The acidogenesis (or acidification) phase is driven chiefly by the activities of a group of fermentative bacteria that are collectively referred to as ‘acidogens’, and which include Bacteroidetes and Firmicutes .
Species and population size of microbial consortia involved in acidogenesis, may determine the effectiveness, trend, and outcome of this phase.
3). Acetogenesis (as one of the Phases in Landfill Gas Generation)
Acetogenesis is also a fermentative phase in landfill gas generation.
It involves the production of more acetic acid from volatile fatty acids. The acetic acids are usually produced alongside hydrogen (H2) and carbon dioxide (CO2) molecules.
In many cases, CO2 is also reduced to produce acetate compounds.
Acetogenesis is an acidic phase as well, and characterized by low pH.
In this phase, microbial population size is usually increased as a result of metabolic activities in preceding phases; and the conditions of biochemical transformation are significantly anaerobic in nature.
As the name implies, methanogenesis has to do with the production of methane.
Methane gas is produced at landfill sites by the decomposition of organic matter and its thorough breakdown through methanogenesis.
Landfills generate methane because of the presence of organic materials or biomass, which contains carbon and hydrogen in high concentrations.
Bacteria involved chiefly in this phase are called ‘methanogens’ and proceed to breakdown available organic compounds immediately after acetogenesis.
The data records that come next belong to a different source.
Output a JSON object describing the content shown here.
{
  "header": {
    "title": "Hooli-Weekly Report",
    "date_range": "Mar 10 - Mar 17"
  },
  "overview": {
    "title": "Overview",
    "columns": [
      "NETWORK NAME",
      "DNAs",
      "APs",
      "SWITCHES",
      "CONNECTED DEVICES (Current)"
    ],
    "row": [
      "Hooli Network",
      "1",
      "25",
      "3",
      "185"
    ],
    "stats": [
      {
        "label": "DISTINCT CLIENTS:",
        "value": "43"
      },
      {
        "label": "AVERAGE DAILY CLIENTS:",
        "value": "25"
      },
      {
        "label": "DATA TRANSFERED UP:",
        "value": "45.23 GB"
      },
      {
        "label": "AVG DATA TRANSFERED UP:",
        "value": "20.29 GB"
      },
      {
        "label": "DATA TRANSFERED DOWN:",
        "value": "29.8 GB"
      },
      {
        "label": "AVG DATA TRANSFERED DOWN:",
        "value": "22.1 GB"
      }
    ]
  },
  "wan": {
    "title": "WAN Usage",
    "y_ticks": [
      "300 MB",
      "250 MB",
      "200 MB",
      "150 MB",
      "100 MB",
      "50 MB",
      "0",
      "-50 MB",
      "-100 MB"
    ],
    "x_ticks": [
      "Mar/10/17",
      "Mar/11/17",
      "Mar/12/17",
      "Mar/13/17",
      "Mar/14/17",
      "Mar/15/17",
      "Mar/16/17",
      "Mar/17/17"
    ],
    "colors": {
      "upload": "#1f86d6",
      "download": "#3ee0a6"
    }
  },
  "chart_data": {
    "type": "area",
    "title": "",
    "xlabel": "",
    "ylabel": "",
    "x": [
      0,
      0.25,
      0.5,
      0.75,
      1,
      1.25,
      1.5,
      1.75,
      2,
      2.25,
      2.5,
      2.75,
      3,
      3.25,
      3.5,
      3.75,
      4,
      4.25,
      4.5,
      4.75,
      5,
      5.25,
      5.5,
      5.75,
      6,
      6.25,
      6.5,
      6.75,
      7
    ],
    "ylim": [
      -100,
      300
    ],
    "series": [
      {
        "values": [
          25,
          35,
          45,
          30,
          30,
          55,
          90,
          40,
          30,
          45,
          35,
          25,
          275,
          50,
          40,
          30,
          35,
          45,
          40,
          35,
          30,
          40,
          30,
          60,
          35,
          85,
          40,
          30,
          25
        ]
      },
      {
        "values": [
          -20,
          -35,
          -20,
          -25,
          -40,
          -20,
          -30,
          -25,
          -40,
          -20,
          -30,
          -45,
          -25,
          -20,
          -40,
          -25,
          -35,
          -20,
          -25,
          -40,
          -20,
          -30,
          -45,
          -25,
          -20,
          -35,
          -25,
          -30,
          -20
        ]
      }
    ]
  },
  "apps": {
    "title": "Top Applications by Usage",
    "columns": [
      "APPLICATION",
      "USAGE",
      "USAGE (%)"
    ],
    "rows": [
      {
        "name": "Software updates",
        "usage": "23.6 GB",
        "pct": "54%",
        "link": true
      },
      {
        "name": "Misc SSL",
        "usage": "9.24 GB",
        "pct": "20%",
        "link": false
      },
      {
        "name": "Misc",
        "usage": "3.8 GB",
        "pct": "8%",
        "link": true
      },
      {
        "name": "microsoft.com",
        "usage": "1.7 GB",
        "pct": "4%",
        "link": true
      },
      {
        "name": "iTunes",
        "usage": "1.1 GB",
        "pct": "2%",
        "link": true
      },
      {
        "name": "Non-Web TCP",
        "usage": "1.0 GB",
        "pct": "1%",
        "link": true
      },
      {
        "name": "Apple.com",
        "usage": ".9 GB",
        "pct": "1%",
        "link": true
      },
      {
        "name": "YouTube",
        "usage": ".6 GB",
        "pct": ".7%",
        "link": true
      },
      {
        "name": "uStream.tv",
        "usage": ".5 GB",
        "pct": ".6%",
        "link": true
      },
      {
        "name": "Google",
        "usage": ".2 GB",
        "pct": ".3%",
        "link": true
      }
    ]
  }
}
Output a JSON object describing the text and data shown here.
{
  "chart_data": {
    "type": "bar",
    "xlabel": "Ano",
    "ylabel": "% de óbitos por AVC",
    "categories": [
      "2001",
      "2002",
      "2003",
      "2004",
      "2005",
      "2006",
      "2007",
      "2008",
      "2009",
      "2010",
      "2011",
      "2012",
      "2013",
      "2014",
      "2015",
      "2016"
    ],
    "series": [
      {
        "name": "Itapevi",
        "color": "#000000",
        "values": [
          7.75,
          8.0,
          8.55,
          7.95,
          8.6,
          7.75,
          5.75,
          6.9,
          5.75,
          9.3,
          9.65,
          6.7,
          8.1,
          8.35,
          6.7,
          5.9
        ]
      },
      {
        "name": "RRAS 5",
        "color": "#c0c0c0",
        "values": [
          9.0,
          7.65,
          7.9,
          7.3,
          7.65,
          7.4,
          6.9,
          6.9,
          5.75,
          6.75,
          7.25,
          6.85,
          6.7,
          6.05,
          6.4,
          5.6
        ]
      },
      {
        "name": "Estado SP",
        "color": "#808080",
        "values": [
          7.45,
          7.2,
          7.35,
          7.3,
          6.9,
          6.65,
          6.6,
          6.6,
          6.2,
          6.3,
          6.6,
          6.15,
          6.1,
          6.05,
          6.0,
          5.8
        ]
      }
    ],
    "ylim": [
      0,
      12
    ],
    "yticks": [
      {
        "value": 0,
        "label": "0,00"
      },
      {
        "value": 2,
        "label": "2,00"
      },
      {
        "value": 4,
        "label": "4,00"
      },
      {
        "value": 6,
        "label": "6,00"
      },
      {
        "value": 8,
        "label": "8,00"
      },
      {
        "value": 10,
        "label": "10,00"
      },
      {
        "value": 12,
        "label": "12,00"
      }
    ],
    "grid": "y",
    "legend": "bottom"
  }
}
Methanogens breakdown acetate and other organic compounds to yield methane (CH4) and carbon dioxide (CO2) .
The importance methanogenesis arises from its role as the last major phase in landfill gas generation, and its production of methane, which is the primary component of landfill gaseous fuel.
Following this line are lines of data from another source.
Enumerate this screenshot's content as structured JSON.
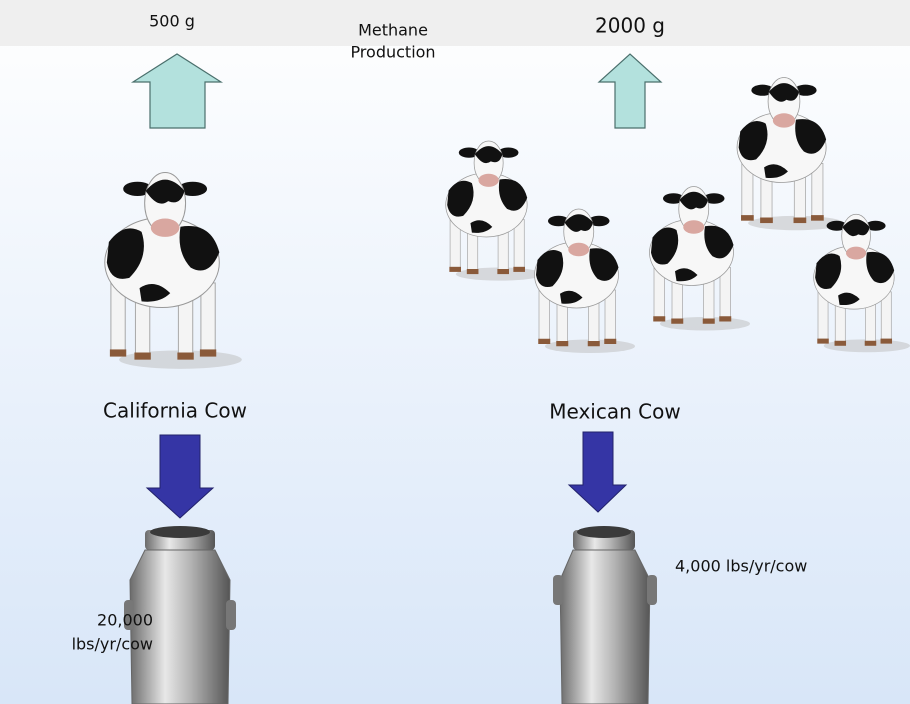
{
  "header": {
    "title_lines": [
      "Methane",
      "Production"
    ]
  },
  "panels": [
    {
      "methane": "500 g",
      "name": "California Cow",
      "milk_lines": [
        "20,000",
        "lbs/yr/cow"
      ]
    },
    {
      "methane": "2000 g",
      "name": "Mexican Cow",
      "milk_lines": [
        "4,000 lbs/yr/cow"
      ]
    }
  ]
}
5). Maturation (as one of the Phases in Landfill Gas Generation)
Maturation is the final phase in landfill gas generation.
It may also be referred to as the ‘stabilization’ phase, as it is characterized by gradual stabilization of biological and physicochemical conditions in the landfill.
Because most of the available organic matter has been decomposed and converted to landfill gas among other products, biochemical processes begin to slow down.
At the same time, physicochemical conditions stabilize and the microbial population reduces in size and activity.
In maturation stage, landfill gas generation does not cease completely, but may occur at very low rates that gradually become negligible.
The maturation stage lasts until all available organic substrate has been converted, and this could exceed 20 years.
Landfill gas generation includes all processes and phases involved in the conversion of organic landfill waste, into flammable landfill gas.